About a year later, I was in a thin place in the world. There is a county park not far from where I used to live, and if you walk far enough out on some of the trails, the universe begins to get slippery and smooth. On this occasion, I was about a mile and a half out in an area where a hardwood hammock and a pine flatwood were having a territorial battle. It is wonderfully lonely spot. I was quite at peace until I heard a strange sound coming from the underbrush. It seemed too large for any of the animals that I knew about in the park. The sound continued to grow in intensity. Being that far out in the woods, I couldn’t imagine anything smaller than a bear crashing through the forest. As my fear increased, I began contemplating what my life accomplishments were. I imagined a eulogy where the words, “until his life was tragically cut short by that wild beast in the Florida forest” were used. Suddenly, Pate came crashing through the bushes and trees on a bicycle. My immediate thought was to go down on one knee, point at him, and say, “KURT KNECHT LADIES AND GENTLEMEN!! KURT KNECHT ON THE BICYCLE!!” I refrained and said, “Hey Pate. What are you doing out here riding a bike around in the middle of the woods.”
“Oh,” said Pate, “I’ve gotten into biking lately.”
“I haven’t seen you since the Smokey Robinson gig.”

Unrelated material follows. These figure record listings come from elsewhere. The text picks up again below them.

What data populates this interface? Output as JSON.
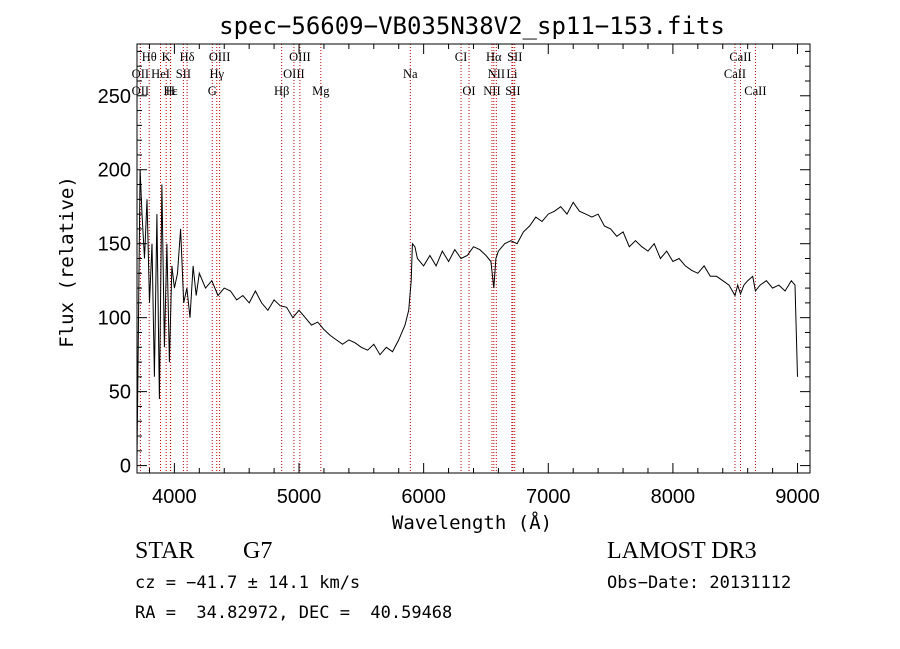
{
  "chart_data": {
    "type": "line",
    "title": "spec−56609−VB035N38V2_sp11−153.fits",
    "xlabel": "Wavelength (Å)",
    "ylabel": "Flux (relative)",
    "xlim": [
      3700,
      9100
    ],
    "ylim": [
      -5,
      285
    ],
    "x_ticks": [
      4000,
      5000,
      6000,
      7000,
      8000,
      9000
    ],
    "y_ticks": [
      0,
      50,
      100,
      150,
      200,
      250
    ],
    "grid": false,
    "series": [
      {
        "x": [
          3700,
          3710,
          3725,
          3740,
          3760,
          3780,
          3800,
          3820,
          3840,
          3860,
          3880,
          3900,
          3920,
          3940,
          3960,
          3980,
          4000,
          4025,
          4050,
          4075,
          4100,
          4125,
          4150,
          4175,
          4200,
          4250,
          4300,
          4350,
          4400,
          4450,
          4500,
          4550,
          4600,
          4650,
          4700,
          4750,
          4800,
          4850,
          4900,
          4950,
          5000,
          5050,
          5100,
          5150,
          5200,
          5250,
          5300,
          5350,
          5400,
          5450,
          5500,
          5550,
          5600,
          5650,
          5700,
          5750,
          5800,
          5850,
          5880,
          5900,
          5910,
          5930,
          5950,
          6000,
          6050,
          6100,
          6150,
          6200,
          6250,
          6300,
          6350,
          6400,
          6450,
          6500,
          6540,
          6563,
          6580,
          6600,
          6650,
          6700,
          6750,
          6800,
          6850,
          6900,
          6950,
          7000,
          7050,
          7100,
          7150,
          7200,
          7250,
          7300,
          7350,
          7400,
          7450,
          7500,
          7550,
          7600,
          7650,
          7700,
          7750,
          7800,
          7850,
          7900,
          7950,
          8000,
          8050,
          8100,
          8150,
          8200,
          8250,
          8300,
          8350,
          8400,
          8450,
          8498,
          8520,
          8542,
          8570,
          8600,
          8640,
          8662,
          8700,
          8750,
          8800,
          8850,
          8900,
          8950,
          8980,
          9000
        ],
        "y": [
          5,
          80,
          200,
          170,
          140,
          180,
          110,
          150,
          60,
          170,
          45,
          190,
          80,
          150,
          70,
          135,
          120,
          130,
          160,
          110,
          120,
          100,
          135,
          115,
          130,
          120,
          125,
          115,
          120,
          118,
          112,
          115,
          110,
          118,
          110,
          105,
          112,
          108,
          107,
          100,
          105,
          100,
          95,
          97,
          92,
          88,
          85,
          82,
          85,
          83,
          80,
          78,
          82,
          75,
          80,
          77,
          85,
          95,
          105,
          125,
          150,
          148,
          140,
          135,
          142,
          135,
          145,
          138,
          146,
          140,
          142,
          148,
          146,
          142,
          138,
          120,
          140,
          145,
          150,
          152,
          150,
          158,
          162,
          168,
          165,
          170,
          172,
          175,
          170,
          178,
          172,
          170,
          168,
          170,
          162,
          160,
          155,
          158,
          148,
          152,
          148,
          145,
          150,
          140,
          145,
          138,
          140,
          135,
          132,
          130,
          135,
          128,
          128,
          125,
          122,
          115,
          122,
          116,
          122,
          125,
          128,
          118,
          122,
          125,
          120,
          122,
          118,
          125,
          122,
          60
        ]
      }
    ],
    "line_markers": [
      {
        "label": "Hθ",
        "x": 3798,
        "row": 1
      },
      {
        "label": "K",
        "x": 3934,
        "row": 1
      },
      {
        "label": "Hδ",
        "x": 4102,
        "row": 1
      },
      {
        "label": "OIII",
        "x": 4363,
        "row": 1
      },
      {
        "label": "OIII",
        "x": 5007,
        "row": 1
      },
      {
        "label": "CI",
        "x": 6300,
        "row": 1
      },
      {
        "label": "Hα",
        "x": 6563,
        "row": 1
      },
      {
        "label": "SII",
        "x": 6731,
        "row": 1
      },
      {
        "label": "CaII",
        "x": 8542,
        "row": 1
      },
      {
        "label": "OII",
        "x": 3727,
        "row": 2
      },
      {
        "label": "HeI",
        "x": 3889,
        "row": 2
      },
      {
        "label": "SII",
        "x": 4072,
        "row": 2
      },
      {
        "label": "Hγ",
        "x": 4340,
        "row": 2
      },
      {
        "label": "OIII",
        "x": 4959,
        "row": 2
      },
      {
        "label": "Na",
        "x": 5893,
        "row": 2
      },
      {
        "label": "NII",
        "x": 6583,
        "row": 2
      },
      {
        "label": "Li",
        "x": 6708,
        "row": 2
      },
      {
        "label": "CaII",
        "x": 8498,
        "row": 2
      },
      {
        "label": "OII",
        "x": 3727,
        "row": 3
      },
      {
        "label": "Hε",
        "x": 3970,
        "row": 3
      },
      {
        "label": "H",
        "x": 3968,
        "row": 3
      },
      {
        "label": "G",
        "x": 4304,
        "row": 3
      },
      {
        "label": "Hβ",
        "x": 4861,
        "row": 3
      },
      {
        "label": "Mg",
        "x": 5175,
        "row": 3
      },
      {
        "label": "OI",
        "x": 6364,
        "row": 3
      },
      {
        "label": "NII",
        "x": 6548,
        "row": 3
      },
      {
        "label": "SII",
        "x": 6716,
        "row": 3
      },
      {
        "label": "CaII",
        "x": 8662,
        "row": 3
      }
    ],
    "line_color": "#000000",
    "marker_color": "#c00000"
  },
  "info": {
    "object_type": "STAR",
    "subclass": "G7",
    "survey": "LAMOST DR3",
    "redshift": "cz = −41.7 ± 14.1 km/s",
    "obs_date": "Obs−Date: 20131112",
    "coords": "RA =  34.82972, DEC =  40.59468"
  }
}
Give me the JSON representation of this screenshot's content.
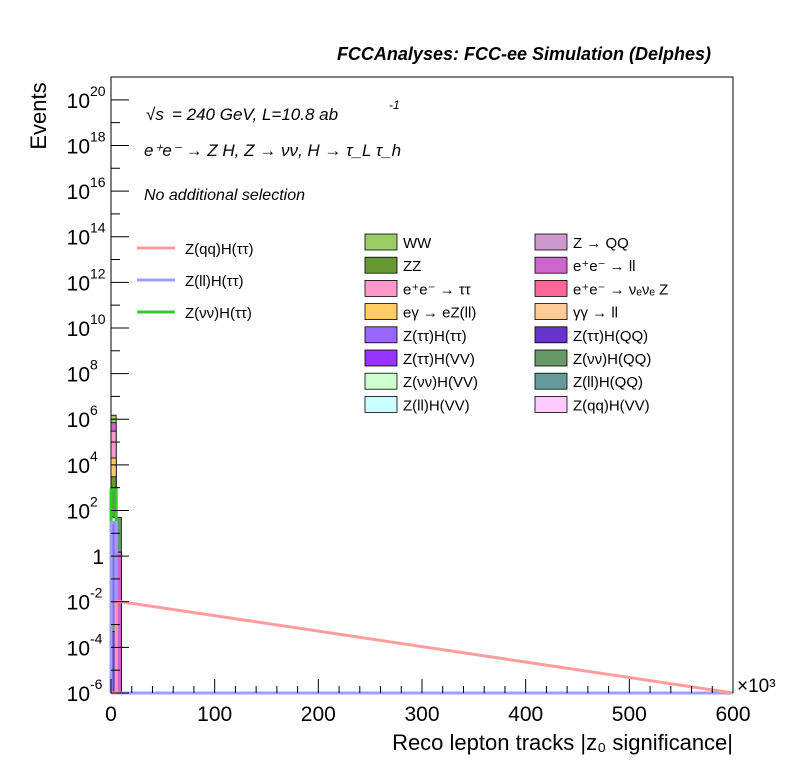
{
  "chart_data": {
    "type": "histogram",
    "title": "FCCAnalyses: FCC-ee Simulation (Delphes)",
    "energy_label": "= 240 GeV, L=10.8 ab",
    "energy_sqrt_symbol": "√s",
    "lumi_exponent": "-1",
    "process_label": "e⁺e⁻ → Z H, Z → νν, H → τ_L τ_h",
    "selection_label": "No additional selection",
    "xlabel": "Reco lepton tracks |z₀ significance|",
    "ylabel": "Events",
    "x_multiplier": "×10³",
    "y_scale": "log",
    "xlim": [
      0,
      600
    ],
    "ylim": [
      1e-06,
      1e+21
    ],
    "x_ticks": [
      0,
      100,
      200,
      300,
      400,
      500,
      600
    ],
    "x_tick_labels": [
      "0",
      "100",
      "200",
      "300",
      "400",
      "500",
      "600"
    ],
    "y_ticks": [
      {
        "value": 1e+20,
        "label": "10",
        "exp": "20"
      },
      {
        "value": 1e+18,
        "label": "10",
        "exp": "18"
      },
      {
        "value": 1e+16,
        "label": "10",
        "exp": "16"
      },
      {
        "value": 100000000000000.0,
        "label": "10",
        "exp": "14"
      },
      {
        "value": 1000000000000.0,
        "label": "10",
        "exp": "12"
      },
      {
        "value": 10000000000.0,
        "label": "10",
        "exp": "10"
      },
      {
        "value": 100000000.0,
        "label": "10",
        "exp": "8"
      },
      {
        "value": 1000000.0,
        "label": "10",
        "exp": "6"
      },
      {
        "value": 10000.0,
        "label": "10",
        "exp": "4"
      },
      {
        "value": 100.0,
        "label": "10",
        "exp": "2"
      },
      {
        "value": 1,
        "label": "1",
        "exp": ""
      },
      {
        "value": 0.01,
        "label": "10",
        "exp": "-2"
      },
      {
        "value": 0.0001,
        "label": "10",
        "exp": "-4"
      },
      {
        "value": 1e-06,
        "label": "10",
        "exp": "-6"
      }
    ],
    "signal_legend": [
      {
        "name": "Z(qq)H(ττ)",
        "color": "#ff9d9d"
      },
      {
        "name": "Z(ll)H(ττ)",
        "color": "#9f9dff"
      },
      {
        "name": "Z(νν)H(ττ)",
        "color": "#32c832"
      }
    ],
    "background_legend": [
      {
        "name": "WW",
        "color": "#99cc66"
      },
      {
        "name": "Z → QQ",
        "color": "#cc99cc"
      },
      {
        "name": "ZZ",
        "color": "#669933"
      },
      {
        "name": "e⁺e⁻ → ll",
        "color": "#cc66cc"
      },
      {
        "name": "e⁺e⁻ → ττ",
        "color": "#ff99cc"
      },
      {
        "name": "e⁺e⁻ → νₑνₑ Z",
        "color": "#ff6699"
      },
      {
        "name": "eγ → eZ(ll)",
        "color": "#ffcc66"
      },
      {
        "name": "γγ → ll",
        "color": "#ffcc99"
      },
      {
        "name": "Z(ττ)H(ττ)",
        "color": "#9966ff"
      },
      {
        "name": "Z(ττ)H(QQ)",
        "color": "#6633cc"
      },
      {
        "name": "Z(ττ)H(VV)",
        "color": "#9933ff"
      },
      {
        "name": "Z(νν)H(QQ)",
        "color": "#669966"
      },
      {
        "name": "Z(νν)H(VV)",
        "color": "#ccffcc"
      },
      {
        "name": "Z(ll)H(QQ)",
        "color": "#669999"
      },
      {
        "name": "Z(ll)H(VV)",
        "color": "#ccffff"
      },
      {
        "name": "Z(qq)H(VV)",
        "color": "#ffccff"
      }
    ],
    "stack_bins": [
      {
        "x_range": [
          0,
          5
        ],
        "segments": [
          {
            "process": "Z(νν)H(QQ)",
            "color": "#669966",
            "top": 0.001
          },
          {
            "process": "Z(ττ)H(QQ)",
            "color": "#6633cc",
            "top": 0.0005
          },
          {
            "process": "Z(ττ)H(ττ)",
            "color": "#9966ff",
            "top": 30
          },
          {
            "process": "Z(ll)H(VV)",
            "color": "#ccffff",
            "top": 50
          },
          {
            "process": "ZZ",
            "color": "#669933",
            "top": 3000
          },
          {
            "process": "eγ → eZ(ll)",
            "color": "#ffcc66",
            "top": 20000
          },
          {
            "process": "e⁺e⁻ → ττ",
            "color": "#ff99cc",
            "top": 300000
          },
          {
            "process": "e⁺e⁻ → ll",
            "color": "#cc66cc",
            "top": 700000
          },
          {
            "process": "WW",
            "color": "#99cc66",
            "top": 1500000
          }
        ]
      },
      {
        "x_range": [
          5,
          10
        ],
        "segments": [
          {
            "process": "Z(νν)H(QQ)",
            "color": "#669966",
            "top": 50
          },
          {
            "process": "e⁺e⁻ → ll",
            "color": "#cc66cc",
            "top": 1.5
          }
        ]
      }
    ],
    "signal_curves": [
      {
        "name": "Z(νν)H(ττ)",
        "color": "#32c832",
        "bins": [
          [
            0,
            5,
            800
          ],
          [
            5,
            10,
            1e-06
          ]
        ]
      },
      {
        "name": "Z(ll)H(ττ)",
        "color": "#9f9dff",
        "bins": [
          [
            0,
            5,
            30
          ],
          [
            5,
            10,
            1e-06
          ]
        ]
      },
      {
        "name": "Z(qq)H(ττ)",
        "color": "#ff9d9d",
        "bins": [
          [
            0,
            5,
            1e-06
          ],
          [
            5,
            10,
            0.01
          ]
        ]
      }
    ]
  }
}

We made some more small talk and parted.
There is something strange about musical relationships. Pate is not someone that I would call a “close friend” exactly. That meeting in the woods was probably only the fifth or sixth time I had seen him in my life. However, I had shared intimate experiences with him through performing. There is a camaraderie that develops from going through meaningful experiences together. It is not the same sort of friendship that you develop with your work colleagues. The contact is much more limited, but the experiences are much more visceral. It is much more akin to family relations. You may only see that weird aunt once every two years, but there is something that you both share. There is a grandparent that you both love, and somehow, it makes you concerned about the same thing. Even if you don’t see them often and are not that interested in them, you are a family. That’s what Pate seems like to me. We care about life in the pit. We care about the same sultry lady.